Salem IVF Centre Pvt. Ltd. 32.53% investment in the share capital of that Company.
This Company incorporated on 17th November 2014 has recorded total revenue of Rs 1,85,79,117 and Loss of Rs 100,55,242 during the third year of its operations as against the revenue of Rs. 1,81,82,428 and loss recorded Rs 93,31,265 in the Previous Year (Period from 01.04.2015 to 31.3.2016).
Highlights of performance of subsidiaries or Associate Companies
SPMM Health Care Services Pvt Ltd., revenue increased by 17.5% from operations during 16-17 when compared to 15-16. However, Profit after tax has reduced by 62%.,and this is due to increase in operational expenditure by 11.32% in 16-17 when compared to 15-16.

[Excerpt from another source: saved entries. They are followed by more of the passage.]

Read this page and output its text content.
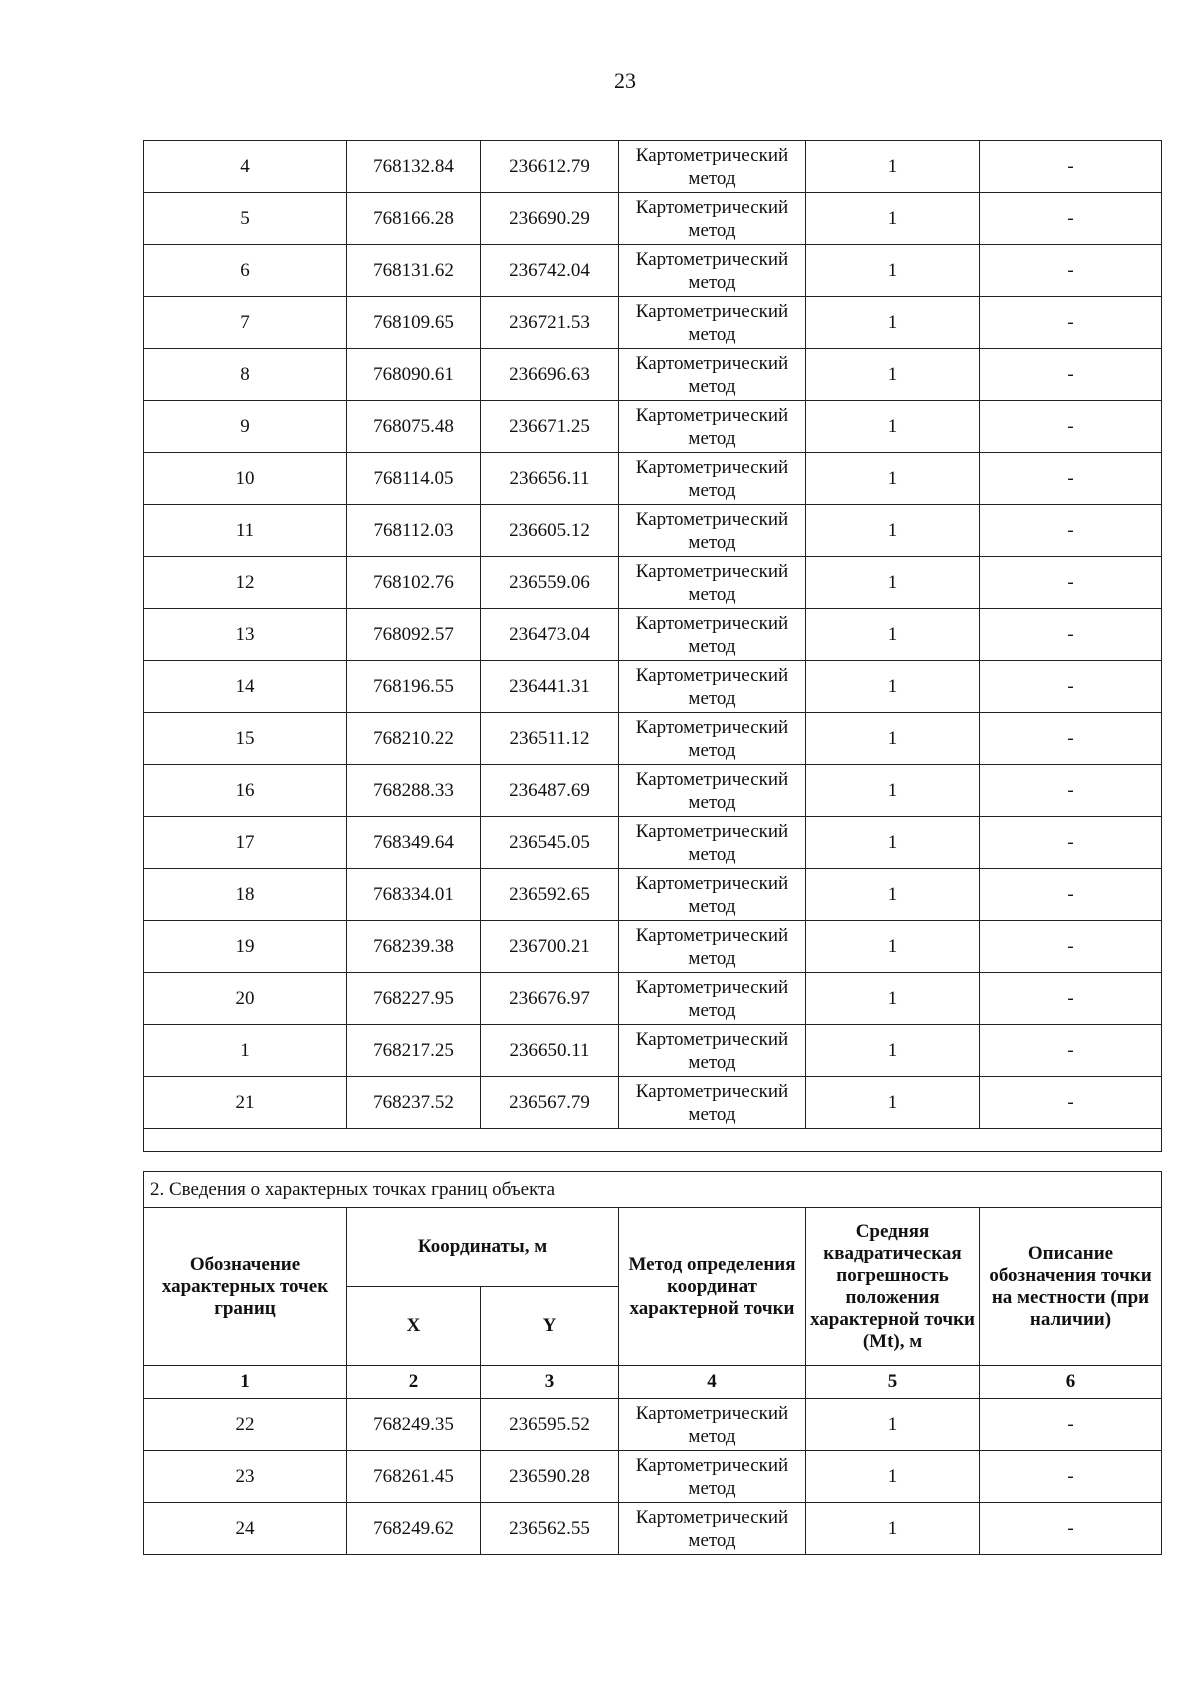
23
4	768132.84	236612.79	Картометрический метод	1	-
5	768166.28	236690.29	Картометрический метод	1	-
6	768131.62	236742.04	Картометрический метод	1	-
7	768109.65	236721.53	Картометрический метод	1	-
8	768090.61	236696.63	Картометрический метод	1	-
9	768075.48	236671.25	Картометрический метод	1	-
10	768114.05	236656.11	Картометрический метод	1	-
11	768112.03	236605.12	Картометрический метод	1	-
12	768102.76	236559.06	Картометрический метод	1	-
13	768092.57	236473.04	Картометрический метод	1	-
14	768196.55	236441.31	Картометрический метод	1	-
15	768210.22	236511.12	Картометрический метод	1	-
16	768288.33	236487.69	Картометрический метод	1	-
17	768349.64	236545.05	Картометрический метод	1	-
18	768334.01	236592.65	Картометрический метод	1	-
19	768239.38	236700.21	Картометрический метод	1	-
20	768227.95	236676.97	Картометрический метод	1	-
1	768217.25	236650.11	Картометрический метод	1	-
21	768237.52	236567.79	Картометрический метод	1	-

2. Сведения о характерных точках границ объекта					
Обозначение характерных точек границ	Координаты, м		Метод определения координат характерной точки	Средняя квадратическая погрешность положения характерной точки (Mt), м	Описание обозначения точки на местности (при наличии)
	X	Y			
1	2	3	4	5	6
22	768249.35	236595.52	Картометрический метод	1	-
23	768261.45	236590.28	Картометрический метод	1	-
24	768249.62	236562.55	Картометрический метод	1	-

Salem IVF Centre Pvt Ltd., revenue from operations has increased by 2.18% from operations during 16-17 when compared to 15-16. This company was incorporated in November 2014 and is in its 3 rd year of operation and it is in gestation period and is still in progress and will take a few years to earn profit .

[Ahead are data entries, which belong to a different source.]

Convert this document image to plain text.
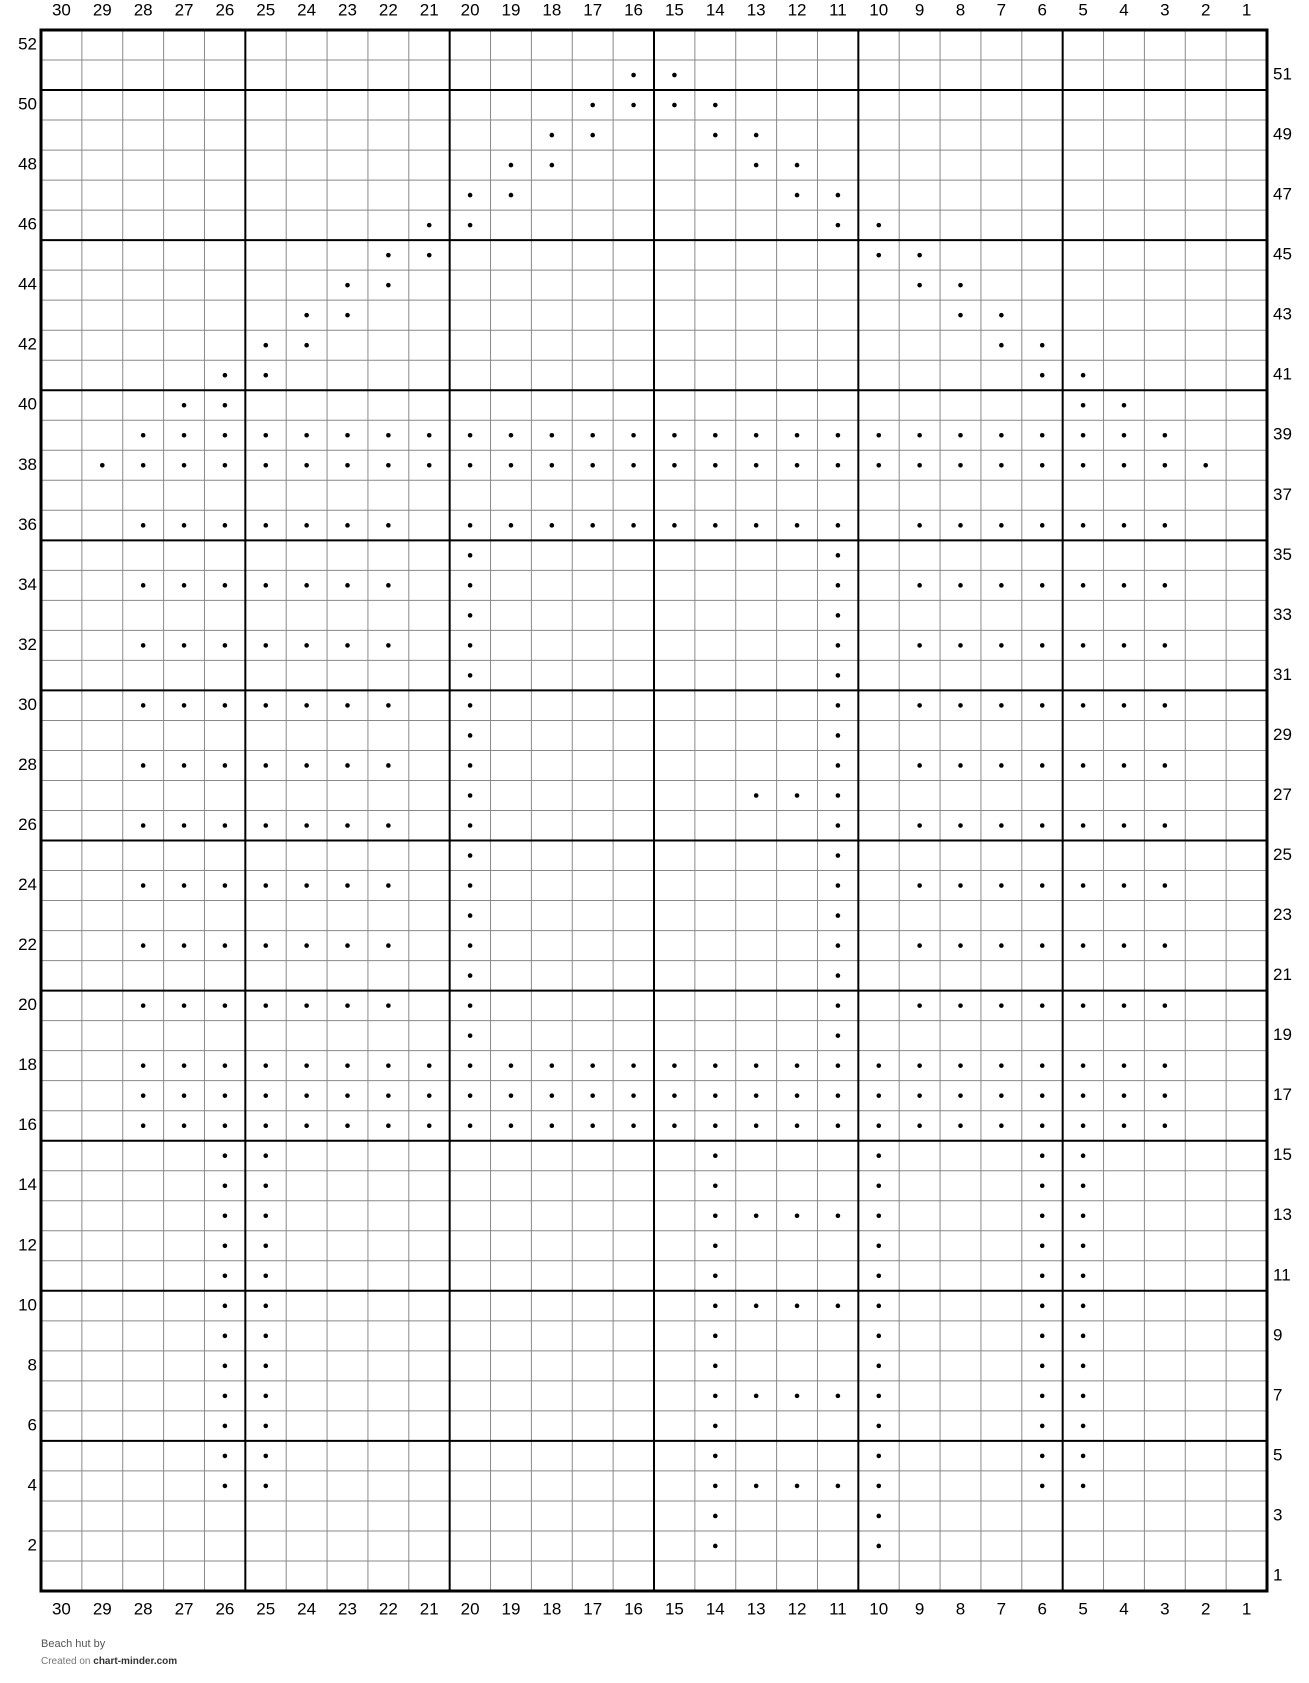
30 29 28 27 26 25 24 23 22 21 20 19 18 17 16 15 14 13 12 11 10 9 8 7 6 5 4 3 2 1
30 29 28 27 26 25 24 23 22 21 20 19 18 17 16 15 14 13 12 11 10 9 8 7 6 5 4 3 2 1
52
50
48
46
44
42
40
38
36
34
32
30
28
26
24
22
20
18
16
14
12
10
8
6
4
2
51
49
47
45
43
41
39
37
35
33
31
29
27
25
23
21
19
17
15
13
11
9
7
5
3
1
Beach hut by
Created on chart-minder.com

t) CHANGES OR COMMITMENTS AFTER THE YEAR END ON 31.3.2017
No material change or commitment affecting the financial position of the Company has occurred between the close of the financial year on 31.3.2017 and the date of this report.
Information pursuant to section 197 (12) of the Act read with Rule 5(1) & 5(2) of the Companies (Appointment and Remuneration of Managerial personnel) Rules 2014 :
(i). Ratio of the remuneration of each Director, Company Secretary, Chief Financial Officer and Chief Technical Officer to the median remuneration of the employees of the Company; AND
(ii) Percentage increase in their remuneration in 2016-17 as compared to the previous year (2015-16): (Median Remuneration : Rs.1,18,560 in 2016-17)
|Name of whole-time Directors and KMP||Remuneration in 2016-17||Remuneration in 2015-16||% increase in 2016-17||Ratio to Median||Ratio of 2016-17||Remuneration to|
|Rs. lakhs||Rs. lakhs||Remn.||Remn.||Revenue||Net Profit|
|Mr.S.Devarajan, CMD||48.00||36.00||33.33||40.59||0.22 %||5.89 %|
|Mr.S.Jegarajan, JMD||45.60||30.00||52.00||38.56||0.22 %||5.60 %|
|Mr.S.Dinakaran, JMD||19.20||6.00||220.00||16.24||0.09 %||2.36 %|
|Company Secretary||11.14||6.85||62.63||9.40||0.05 %||1.37 %|
|Mr. D.Niranjan Kumar, CFO||18.00||18.00||NIL||15.22||0.08 %||2.21 %|
|Mr.J.Sakthivel - CTO||18.00||18.00||NIL||15.22||0.08 %||2.21 %|
|Name of Non-executive Directors||# Sitting fees in 2016-17||# Sitting fees in 2015-16||% increase / (% decrease) in 2016-17|
|Rs. lakhs||Rs. lakhs||Sitting fees|
|Name of Independent||# Sitting fees in 2016-17||# Sitting fees in 2015-16||% increase / (% decrease) in 2016-17|
|Rs. lakhs||Rs. lakhs||Sitting fees|
|Mr.Kameshwar M Bhat||2.95||2.50||18.00%|
# Only sitting fees is payable to Non-executive and Independent Directors for the meetings of the Committee or of the Board attended by them.
(iii) Percentage increase in the remuneration of employees in 2016-17 : NIL
(a) No increase in the sitting fees of Directors.
(b) Variation in the sitting fees paid to Directors depends on their attendance at the Board / Committee Meetings.
(iv) Number of permanent employees on the rolls of the Company : 988
(v) No variable component of the remuneration availed by any director.